When the old woman came out of the store, another Tzu Chi volunteer was with her. That Tzu Chi volunteer told the other volunteers the old woman approached her to donate money inside the store. The old woman wasn't shopping—she had gone in to donate money again. The old woman said to our volunteers, "Keep doing what you're doing—keep helping others. I'm really touched to see you standing on your feet so long just to help others." She had also donated to encourage the volunteers, who had been standing for so long. 

How is love demonstrated? Love is when one is willing to be frugal with one's own needs in order to fulfill what others lack. The world is filled with kind people. As long as we are truly sincere in wanting to help and earnestly dedicate ourselves in doing this, people will most certainly be touched.

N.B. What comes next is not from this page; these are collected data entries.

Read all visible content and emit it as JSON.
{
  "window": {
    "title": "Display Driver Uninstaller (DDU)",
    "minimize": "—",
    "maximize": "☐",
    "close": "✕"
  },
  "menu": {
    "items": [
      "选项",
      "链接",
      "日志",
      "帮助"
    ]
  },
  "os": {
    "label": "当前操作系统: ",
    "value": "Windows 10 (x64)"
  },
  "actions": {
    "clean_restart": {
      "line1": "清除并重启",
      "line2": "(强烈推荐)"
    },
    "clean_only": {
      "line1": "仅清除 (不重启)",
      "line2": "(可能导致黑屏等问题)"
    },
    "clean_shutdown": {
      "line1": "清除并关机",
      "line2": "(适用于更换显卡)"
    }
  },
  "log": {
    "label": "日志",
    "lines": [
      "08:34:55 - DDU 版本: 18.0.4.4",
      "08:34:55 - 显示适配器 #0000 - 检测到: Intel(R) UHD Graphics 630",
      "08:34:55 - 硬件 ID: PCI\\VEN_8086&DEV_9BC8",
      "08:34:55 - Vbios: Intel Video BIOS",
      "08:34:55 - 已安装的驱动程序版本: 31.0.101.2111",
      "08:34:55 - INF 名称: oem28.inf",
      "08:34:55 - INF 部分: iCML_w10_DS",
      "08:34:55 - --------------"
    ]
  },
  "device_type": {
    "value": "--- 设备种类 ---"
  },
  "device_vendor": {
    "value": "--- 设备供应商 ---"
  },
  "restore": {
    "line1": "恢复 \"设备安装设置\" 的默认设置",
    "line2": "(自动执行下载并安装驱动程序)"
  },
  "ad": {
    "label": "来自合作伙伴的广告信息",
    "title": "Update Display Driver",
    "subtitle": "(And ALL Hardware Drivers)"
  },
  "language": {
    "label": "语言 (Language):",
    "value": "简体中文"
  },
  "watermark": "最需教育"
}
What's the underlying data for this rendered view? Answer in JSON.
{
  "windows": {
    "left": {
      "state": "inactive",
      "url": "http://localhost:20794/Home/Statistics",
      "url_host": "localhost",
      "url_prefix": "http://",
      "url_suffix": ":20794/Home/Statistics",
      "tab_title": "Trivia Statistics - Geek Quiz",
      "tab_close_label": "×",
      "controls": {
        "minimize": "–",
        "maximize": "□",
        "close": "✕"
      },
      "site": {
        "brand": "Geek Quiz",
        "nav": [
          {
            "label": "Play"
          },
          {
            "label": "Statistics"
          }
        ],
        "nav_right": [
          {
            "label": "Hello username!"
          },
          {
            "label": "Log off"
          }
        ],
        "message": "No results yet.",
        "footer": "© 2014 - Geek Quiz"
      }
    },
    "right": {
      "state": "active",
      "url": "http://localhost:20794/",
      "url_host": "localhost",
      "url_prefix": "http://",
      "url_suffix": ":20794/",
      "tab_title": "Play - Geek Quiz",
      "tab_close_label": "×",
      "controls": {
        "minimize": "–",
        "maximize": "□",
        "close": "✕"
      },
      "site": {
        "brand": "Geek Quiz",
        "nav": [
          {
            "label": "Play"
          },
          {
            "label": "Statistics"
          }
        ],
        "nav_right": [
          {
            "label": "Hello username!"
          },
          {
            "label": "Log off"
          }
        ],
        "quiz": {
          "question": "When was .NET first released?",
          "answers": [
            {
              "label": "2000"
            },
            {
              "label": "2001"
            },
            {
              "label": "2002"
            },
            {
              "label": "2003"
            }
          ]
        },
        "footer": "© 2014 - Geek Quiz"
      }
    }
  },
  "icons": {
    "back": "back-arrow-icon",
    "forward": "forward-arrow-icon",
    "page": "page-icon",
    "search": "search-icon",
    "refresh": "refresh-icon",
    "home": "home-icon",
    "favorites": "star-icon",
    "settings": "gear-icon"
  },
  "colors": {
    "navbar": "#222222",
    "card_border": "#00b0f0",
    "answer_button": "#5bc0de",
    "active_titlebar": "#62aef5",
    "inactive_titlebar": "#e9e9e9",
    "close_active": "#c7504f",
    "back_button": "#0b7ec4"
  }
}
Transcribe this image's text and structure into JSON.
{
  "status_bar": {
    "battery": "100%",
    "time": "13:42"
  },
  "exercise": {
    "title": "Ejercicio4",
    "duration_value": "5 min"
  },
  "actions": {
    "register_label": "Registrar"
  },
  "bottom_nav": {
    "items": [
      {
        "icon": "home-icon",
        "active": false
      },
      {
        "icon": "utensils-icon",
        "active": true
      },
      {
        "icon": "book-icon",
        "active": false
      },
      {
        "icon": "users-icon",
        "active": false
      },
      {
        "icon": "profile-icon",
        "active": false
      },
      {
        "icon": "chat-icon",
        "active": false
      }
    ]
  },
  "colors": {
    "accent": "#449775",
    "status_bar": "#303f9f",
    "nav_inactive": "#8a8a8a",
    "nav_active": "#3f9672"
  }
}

In South Africa, one Tzu Chi volunteer from the nation's Zulu tribe organized a gathering at a community Tzu Chi built in order to raise funds for Hurricane Katrina. Telling the audience that, "All people living on this planet are one family, that no matter how far away the disaster victims are, they are nevertheless our family," the volunteer appealed for donations. To her dismay, the crowd started thinning after she said this.

After the volunteer put the room back in order, to her surprise, as she was about to leave, many people started returning to donate money. However, some individuals came to her and flipped over their hands, indicating that, though they wished to, they had no money to offer. To these people she handed them each a coin from her own pocket.

Although poor herself, she thought ahead of time to change her money into coins so she could give them to other people so that they too could make donations to help those in need. She said to the people, "I'm giving you this money now, so it's yours. When you put it in the donation box, you must be very earnest and think that this is your money that you are giving and pray sincerely for the disaster victims, that they may be able to soon recover and come out of hardship." Even though these people are poor, they still show love towards victims they do not know. The power of their love is equal to that shown by the rich and privileged.

In Taiwan, the medical staff of our hospitals donated a day’s income to the relief efforts. In Malaysia, Tzu Chi volunteers made Moon Cakes for a charity sale. In Canada, the Tzu Chi members went out onto the streets for donations.

Regardless of where one lives or how wealthy one is, you can reach out and give love to those in despair. This spirit of loving and helping one another makes a truly rich life.